The Interface Is Not the App

One of the reasons this is so difficult to explain is that most people experience software visually. They think of software as the thing on the screen: the dashboard, the buttons, the forms, the charts, the login page. And that makes sense. The interface is the part they interact with.

But the interface is not the app. The interface is where the app makes its promises visible. The rest of the system is where those promises are either kept or broken. When you click “Save,” the promise is not that the button changes color. The promise is that the right information was stored, connected to the right record, protected by the right permissions, and available when it is needed later.

The frontend is where users see the promise. The backend is where the software keeps it.

This is why bare-bones backends are such a problem. A weak backend does not always make an app look broken immediately. In fact, the app may look fine for a while. But if the business rules are scattered across pages, duplicated in one-off functions, improvised in edge cases, or missing entirely, the app becomes harder and harder to trust.

Businesses do not run on screens. They run on rules, workflows, data, accountability, and trust.

Specs Make AI More Useful, Not Less

At this point, someone might say, “Isn’t this just the old argument against moving fast?” No. Speed is not the problem. AI making software faster is a good thing. The problem is speed without direction. AI is an accelerator. But acceleration without direction just gets you lost faster.

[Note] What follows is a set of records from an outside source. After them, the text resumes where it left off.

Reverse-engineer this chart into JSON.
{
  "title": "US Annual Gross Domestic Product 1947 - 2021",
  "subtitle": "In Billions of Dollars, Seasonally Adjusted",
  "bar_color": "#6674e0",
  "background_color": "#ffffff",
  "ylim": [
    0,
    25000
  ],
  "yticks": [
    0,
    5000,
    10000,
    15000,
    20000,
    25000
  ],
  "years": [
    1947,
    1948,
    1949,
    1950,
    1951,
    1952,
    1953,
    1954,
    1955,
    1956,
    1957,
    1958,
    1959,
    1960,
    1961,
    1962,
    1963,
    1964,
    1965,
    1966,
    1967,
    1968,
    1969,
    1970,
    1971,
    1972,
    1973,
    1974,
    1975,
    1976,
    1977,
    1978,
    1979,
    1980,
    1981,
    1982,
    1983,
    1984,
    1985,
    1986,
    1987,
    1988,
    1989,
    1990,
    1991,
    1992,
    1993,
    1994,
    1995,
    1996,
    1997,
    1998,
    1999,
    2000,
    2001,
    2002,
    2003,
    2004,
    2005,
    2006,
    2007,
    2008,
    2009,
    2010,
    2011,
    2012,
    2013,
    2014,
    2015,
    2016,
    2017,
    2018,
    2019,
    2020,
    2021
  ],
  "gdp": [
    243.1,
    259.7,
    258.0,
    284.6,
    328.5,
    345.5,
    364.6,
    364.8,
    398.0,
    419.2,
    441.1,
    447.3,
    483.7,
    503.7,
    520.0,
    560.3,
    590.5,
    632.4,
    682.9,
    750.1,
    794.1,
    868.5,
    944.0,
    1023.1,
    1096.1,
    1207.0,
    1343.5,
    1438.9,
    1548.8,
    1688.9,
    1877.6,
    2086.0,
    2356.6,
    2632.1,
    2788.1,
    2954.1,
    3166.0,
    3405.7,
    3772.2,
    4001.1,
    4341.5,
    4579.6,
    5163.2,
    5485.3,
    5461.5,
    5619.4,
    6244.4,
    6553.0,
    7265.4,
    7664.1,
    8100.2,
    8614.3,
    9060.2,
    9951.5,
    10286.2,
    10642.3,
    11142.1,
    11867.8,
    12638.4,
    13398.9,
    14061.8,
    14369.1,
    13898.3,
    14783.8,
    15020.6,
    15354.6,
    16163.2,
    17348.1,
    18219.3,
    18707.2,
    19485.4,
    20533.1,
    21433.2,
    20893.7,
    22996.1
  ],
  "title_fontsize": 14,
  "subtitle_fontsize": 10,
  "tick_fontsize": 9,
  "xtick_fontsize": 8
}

That is where spec-driven development comes in. Spec-driven development can sound like paperwork, process, or corporate drag. But that is the wrong way to think about it.

A spec is not bureaucracy. A spec is a map.

Spec-driven development is the practice of making the important decisions explicit before asking software, or AI, to implement them. It does not mean you need a 200-page requirements document before anyone writes a line of code. It means you take the time to understand what you are building and why.

Who is this for? What problem are we solving? What does the user actually need to accomplish? What rules must always be true? What data needs to be preserved? What is likely to change later? What decisions are expensive to reverse?

These questions are not obstacles to building software. They are the foundation of building software. And when AI is involved, they become even more important. AI can generate screens, database tables, forms, and workflows quickly. But if you have not defined what matters, the AI has to guess. And a guess that looks good on screen is still a guess.

The best use of AI is not to avoid thinking. The best use of AI is to turn clear thinking into working software faster. When you give AI only a vibe, it has to invent the missing context. When you give AI a spec, it can help implement decisions that have actually been made.

That is the difference. Vibe coding says, “Build something that looks like my idea.” Spec-driven development says, “Here is what we understand about the problem. Here are the users. Here are the workflows. Here are the rules. Here is what must be true. Now help us build the system.”

One approach optimizes for the fastest visible result. The other optimizes for useful software.

From Prompt to Understanding

There is a place for vibe coding. It can be useful for experiments, prototypes, and exploring what an idea might feel like. But a prototype is not a product, a demo is not a system, and a collection of screens is not the same thing as software a business can trust.

The better path is not to remove AI from the early stages of development. It is to use AI for the right early work: asking questions, clarifying requirements, identifying workflows, surfacing edge cases, and turning a vague idea into an explicit spec.

Once that understanding exists, AI becomes far more useful. It is no longer guessing what the business needs. It is helping implement decisions that have actually been made.

Vibe coding rushes from prompt to demo. Spec-driven development moves from prompt to understanding, then from understanding to software.

That is the difference. Vibe coding makes the app visible. Spec-driven development makes it worth trusting.